Hello, I’m messing around with transformers right now, and I’m trying to modify the encoded representation with a modified LSTM (the goal is to continue text in a specific style). I’ve found an example on how to use T.nn.TransformerEncoder, but no examples on how to properly use T.nn.TransformerDecoder. How am I supposed to use it? I’ve read about how decoders work in general, but I can’t find anything about the specific pytorch implementation. How should I use it for training vs inference? do I manually have to put the output of the transformer into the tgt during inference, or is that done automatically? What does tgt_is_causal do?
I’ve included a snippet of my code if that’s useful at all.
def forward(self, x, mhx, tgt= None):
embedded_seq = self.embedding(x) * math.sqrt(self.emb_dim)
embedded_seq = self.pos_encoder(embedded_seq)
if src_mask is None:
"""Generate a square causal mask for the sequence.
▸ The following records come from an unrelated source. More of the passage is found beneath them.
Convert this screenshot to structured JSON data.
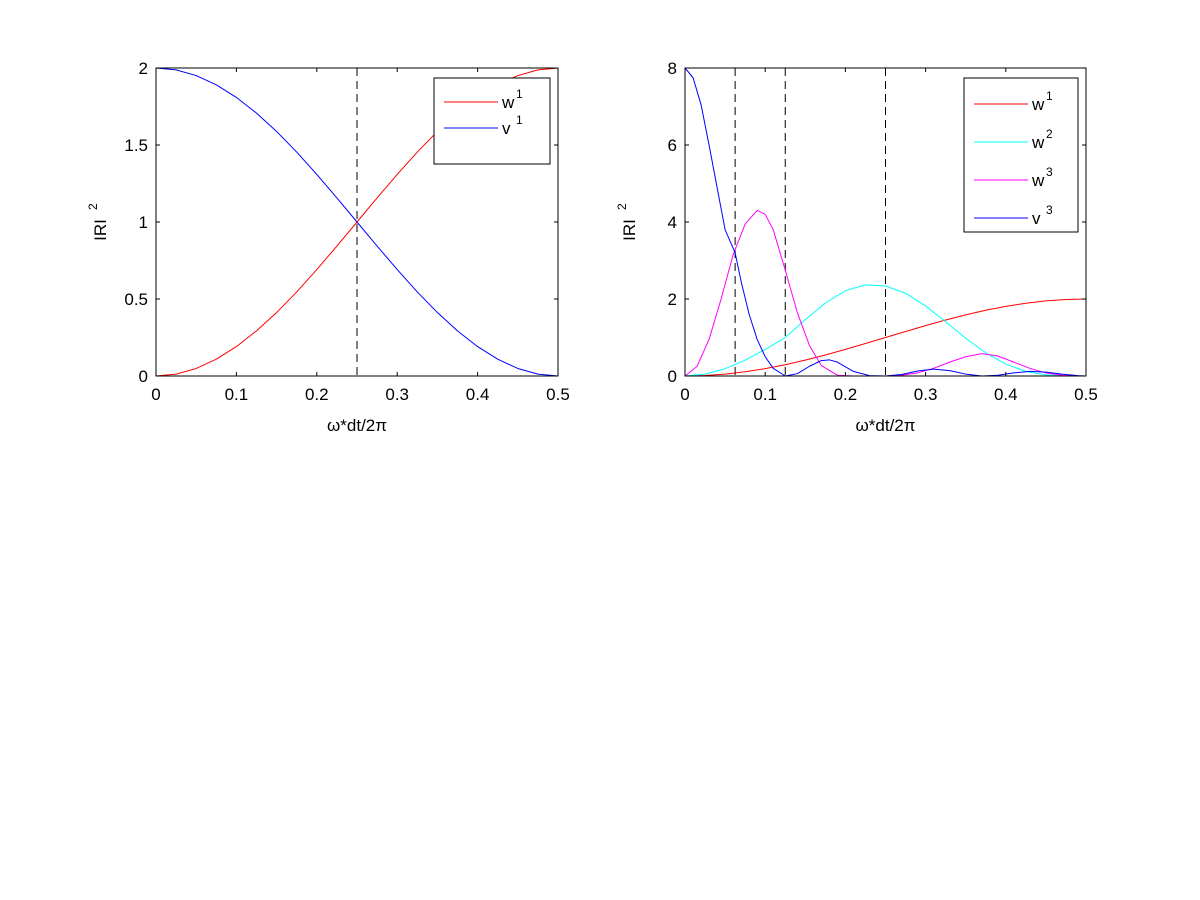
{
  "chart_data": [
    {
      "type": "line",
      "xlabel": "ω*dt/2π",
      "ylabel": "IRI",
      "ylabel_sup": "2",
      "xlim": [
        0,
        0.5
      ],
      "ylim": [
        0,
        2
      ],
      "xticks": [
        0,
        0.1,
        0.2,
        0.3,
        0.4,
        0.5
      ],
      "xtick_labels": [
        "0",
        "0.1",
        "0.2",
        "0.3",
        "0.4",
        "0.5"
      ],
      "yticks": [
        0,
        0.5,
        1,
        1.5,
        2
      ],
      "ytick_labels": [
        "0",
        "0.5",
        "1",
        "1.5",
        "2"
      ],
      "grid": false,
      "legend_position": "top-right",
      "vlines": [
        0.25
      ],
      "series": [
        {
          "name": "w",
          "sup": "1",
          "color": "#ff0000",
          "x": [
            0,
            0.025,
            0.05,
            0.075,
            0.1,
            0.125,
            0.15,
            0.175,
            0.2,
            0.225,
            0.25,
            0.275,
            0.3,
            0.325,
            0.35,
            0.375,
            0.4,
            0.425,
            0.45,
            0.475,
            0.5
          ],
          "values": [
            0,
            0.0123,
            0.0489,
            0.109,
            0.191,
            0.293,
            0.412,
            0.546,
            0.691,
            0.844,
            1.0,
            1.156,
            1.309,
            1.454,
            1.588,
            1.707,
            1.809,
            1.891,
            1.951,
            1.988,
            2.0
          ]
        },
        {
          "name": "v",
          "sup": "1",
          "color": "#0000ff",
          "x": [
            0,
            0.025,
            0.05,
            0.075,
            0.1,
            0.125,
            0.15,
            0.175,
            0.2,
            0.225,
            0.25,
            0.275,
            0.3,
            0.325,
            0.35,
            0.375,
            0.4,
            0.425,
            0.45,
            0.475,
            0.5
          ],
          "values": [
            2.0,
            1.988,
            1.951,
            1.891,
            1.809,
            1.707,
            1.588,
            1.454,
            1.309,
            1.156,
            1.0,
            0.844,
            0.691,
            0.546,
            0.412,
            0.293,
            0.191,
            0.109,
            0.0489,
            0.0123,
            0
          ]
        }
      ]
    },
    {
      "type": "line",
      "xlabel": "ω*dt/2π",
      "ylabel": "IRI",
      "ylabel_sup": "2",
      "xlim": [
        0,
        0.5
      ],
      "ylim": [
        0,
        8
      ],
      "xticks": [
        0,
        0.1,
        0.2,
        0.3,
        0.4,
        0.5
      ],
      "xtick_labels": [
        "0",
        "0.1",
        "0.2",
        "0.3",
        "0.4",
        "0.5"
      ],
      "yticks": [
        0,
        2,
        4,
        6,
        8
      ],
      "ytick_labels": [
        "0",
        "2",
        "4",
        "6",
        "8"
      ],
      "grid": false,
      "legend_position": "top-right",
      "vlines": [
        0.0625,
        0.125,
        0.25
      ],
      "series": [
        {
          "name": "w",
          "sup": "1",
          "color": "#ff0000",
          "x": [
            0,
            0.025,
            0.05,
            0.075,
            0.1,
            0.125,
            0.15,
            0.175,
            0.2,
            0.225,
            0.25,
            0.275,
            0.3,
            0.325,
            0.35,
            0.375,
            0.4,
            0.425,
            0.45,
            0.475,
            0.5
          ],
          "values": [
            0,
            0.0123,
            0.0489,
            0.109,
            0.191,
            0.293,
            0.412,
            0.546,
            0.691,
            0.844,
            1.0,
            1.156,
            1.309,
            1.454,
            1.588,
            1.707,
            1.809,
            1.891,
            1.951,
            1.988,
            2.0
          ]
        },
        {
          "name": "w",
          "sup": "2",
          "color": "#00ffff",
          "x": [
            0,
            0.025,
            0.05,
            0.075,
            0.1,
            0.125,
            0.15,
            0.175,
            0.2,
            0.225,
            0.25,
            0.275,
            0.3,
            0.325,
            0.35,
            0.375,
            0.4,
            0.425,
            0.45,
            0.475,
            0.5
          ],
          "values": [
            0,
            0.048,
            0.189,
            0.41,
            0.691,
            1.0,
            1.464,
            1.893,
            2.216,
            2.367,
            2.34,
            2.15,
            1.82,
            1.41,
            0.98,
            0.6,
            0.31,
            0.12,
            0.03,
            0.004,
            0
          ]
        },
        {
          "name": "w",
          "sup": "3",
          "color": "#ff00ff",
          "x": [
            0,
            0.015,
            0.03,
            0.045,
            0.06,
            0.075,
            0.09,
            0.1,
            0.11,
            0.125,
            0.14,
            0.155,
            0.17,
            0.19,
            0.21,
            0.23,
            0.25,
            0.27,
            0.29,
            0.31,
            0.33,
            0.35,
            0.37,
            0.39,
            0.41,
            0.43,
            0.45,
            0.47,
            0.49,
            0.5
          ],
          "values": [
            0,
            0.25,
            0.95,
            2.0,
            3.15,
            3.95,
            4.3,
            4.2,
            3.8,
            2.75,
            1.65,
            0.8,
            0.27,
            0.02,
            0,
            0,
            0,
            0.02,
            0.08,
            0.2,
            0.36,
            0.5,
            0.58,
            0.52,
            0.36,
            0.2,
            0.08,
            0.02,
            0.002,
            0
          ]
        },
        {
          "name": "v",
          "sup": "3",
          "color": "#0000ff",
          "x": [
            0,
            0.01,
            0.02,
            0.03,
            0.04,
            0.05,
            0.0625,
            0.07,
            0.08,
            0.09,
            0.1,
            0.11,
            0.125,
            0.14,
            0.155,
            0.17,
            0.18,
            0.19,
            0.21,
            0.23,
            0.25,
            0.27,
            0.29,
            0.31,
            0.33,
            0.35,
            0.37,
            0.39,
            0.41,
            0.43,
            0.45,
            0.47,
            0.49,
            0.5
          ],
          "values": [
            8.0,
            7.75,
            7.05,
            6.0,
            4.9,
            3.8,
            3.2,
            2.45,
            1.6,
            0.95,
            0.5,
            0.2,
            0.0,
            0.06,
            0.25,
            0.4,
            0.42,
            0.36,
            0.12,
            0.01,
            0.0,
            0.04,
            0.13,
            0.18,
            0.14,
            0.05,
            0.0,
            0.02,
            0.08,
            0.12,
            0.1,
            0.05,
            0.01,
            0
          ]
        }
      ]
    }
  ]
}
The masked positions are filled with float('-inf').
Unmasked positions are filled with float(0.0).
"""
src_mask = nn.Transformer.generate_square_subsequent_mask(len(embedded_seq)).to(device)
encoded_seq = self.transformer_encoder(embedded_seq, src_mask)
# Take the encoded sequence, repeat once over the time axis, and stick that into the DNC. (to give the DNC time to analyze & plan)
processed_seq, (chx, mhx, rv) = self.vector_machine(T.cat( (encoded_seq, encoded_seq),1), (None, mhx, None), reset_experience=True, pass_through_memory=True)
#split the processed sequence into two parts, taking the second half and adding it to the encoded sequence as a skip layer.
processed_seq = T.chunk(processed_seq,2,dim=1)[1] + encoded_seq
#TODO: put decoder here.
return decoded_seq, (chx, mhx, rv)
Is there any example for proper use of the pytorch transformer decoder?